Chapter 1
Rowan
The crash of breaking glass jolts me from my social media-induced stupor. I freeze mid-scroll, thumb hovering over a meme about omega mood swings and soup. (So relatable. So tragic.) My ears straining to catch what's happening downstairs.
"It was decades ago!" Pops's voice, tighter than I've ever heard it.
I'm not trying to eavesdrop. I swear. But when your parents are yelling loud enough to rattle the light fixtures, and your childhood bedroom shares a vent system with the kitchen, it's less "snooping" and more "accidental trauma through air circulation."
I slide off my childhood bed silently, bare feet finding the worn carpet as I creep toward the source of the sound.
"That doesn't matter!" My mother's voice now, sharp with that dangerous kind of emotion that always makes my stomach clench. "He has no right to contact us now, not after all this time."
I sink to the floor beside the vent, knees pulled to my chest, making myself small as if they might somehow sense my eavesdropping from two floors below.
"You're overreacting." Dad now, his usually calm beta voice strained with tension. "We should at least hear what he has to say before—"
"I'm overreacting?" Something else shatters—the decorative vase from Aunt Judith, I think, the one Mom always hated but kept on display out of familial obligation.
"He abandoned us. Abandoned her. And now he wants back in our lives because what? He's curious? He's feeling nostalgic?"
I press my ear closer to the metal grate, heart hammering against my ribs. They're talking about me. They have to be. But who is "he"?
"Lower your voice," Pops warns, and I can picture his expression—jaw tight, alpha pheromones spiking with protective instinct. "She'll hear you."
"She deserves to know," Dad counters. "She's not a child anymore."
"She's our daughter," Mom insists, her voice breaking on the last word. "Ours. Not his. He gave up any right to her when he walked away. That was the agreement."
Another crash, followed by the sound of liquid splattering. A wine glass, maybe, knocked from the counter in my mother's agitation.
"James is back in town," she says, and something in her tone makes my blood run cold. "And if he thinks he can just walk back into her life after twenty-eight years like nothing happened—"
James. The name means nothing to me, and yet the way she says it—like the name is both a poison and prayer—makes something deep inside me uneasy.
"We never told her the truth," Dad says quietly. "Any of it."
The silence that follows is worse than the shouting, heavy with secrets I know are about to change everything.

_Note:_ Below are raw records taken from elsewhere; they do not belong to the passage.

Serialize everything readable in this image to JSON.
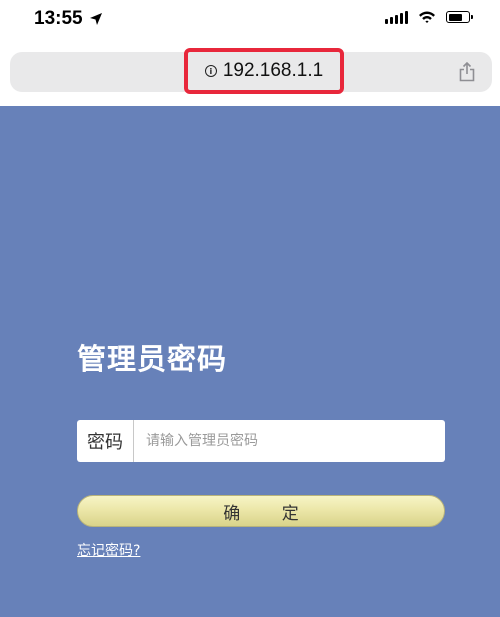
{
  "status_bar": {
    "time": "13:55",
    "icons": [
      "location-arrow-icon",
      "cellular-signal-icon",
      "wifi-icon",
      "battery-icon"
    ],
    "battery_level": 0.75
  },
  "address_bar": {
    "url": "192.168.1.1",
    "icons": [
      "info-icon",
      "share-icon"
    ],
    "highlight_color": "#e8273b"
  },
  "login": {
    "title": "管理员密码",
    "password_label": "密码",
    "password_placeholder": "请输入管理员密码",
    "password_value": "",
    "confirm_label": "确 定",
    "forgot_link": "忘记密码?"
  },
  "colors": {
    "panel_background": "#6781b9",
    "button_background": "#ece7a9"
  }
}
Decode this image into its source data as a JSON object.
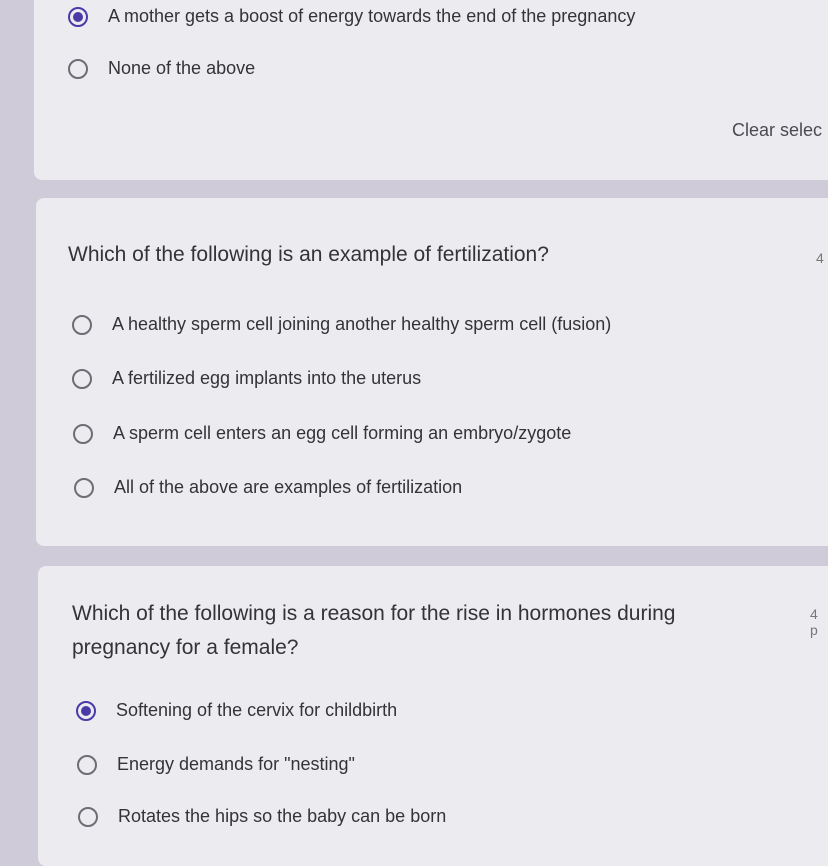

And even though I know — I know— I should not creep out of my room and listen at the top of the stairs, I find myself doing just that.
Finally, Dad’s voice sounds again.
“I think we should be more concerned about Rowan. What if he seeks her out? What if he tells her? So much of it has to do with her. She should hear about the whole thing from us.”
My body tenses like it always does when Dad uses that tone—a Pavlovian response from twenty-eight years of emotional weather forecasting.
"He has no reason to reach out to her now," Pops says. His voice is tight. Controlled. The way it gets when he's trying not to growl, his alpha instincts kicking in despite the calming tea he drinks by the gallon. "It was decades ago."
"You never told her the truth," Dad chimes in. His gentler beta nature usually keeps things balanced in our little family pack, but tonight there's an edge to his voice I rarely hear. "We all agreed we wouldn't. But maybe we should have. Especially since—"
Silence. And it's the awful type of silence that screams louder than words. The kind that makes my skin crawl with unspoken revelations.
"…You don't think she ever suspected?" Mom says, softer now. "That maybe, just maybe—"
Oh no. No no no.
My heart's already thudding as I rush down the stairs. I'm not even trying to be quiet. I burst into the kitchen. The overhead light is harsh, illuminating my parents' shocked faces in all their guilty glory. Mom's hands are frozen mid-gesture, her omega scent tinged with distress. Pops stands by the sink, arms crossed,the picture of alpha tension. Dad sits at the kitchen island, his normally gentle face tight with worry.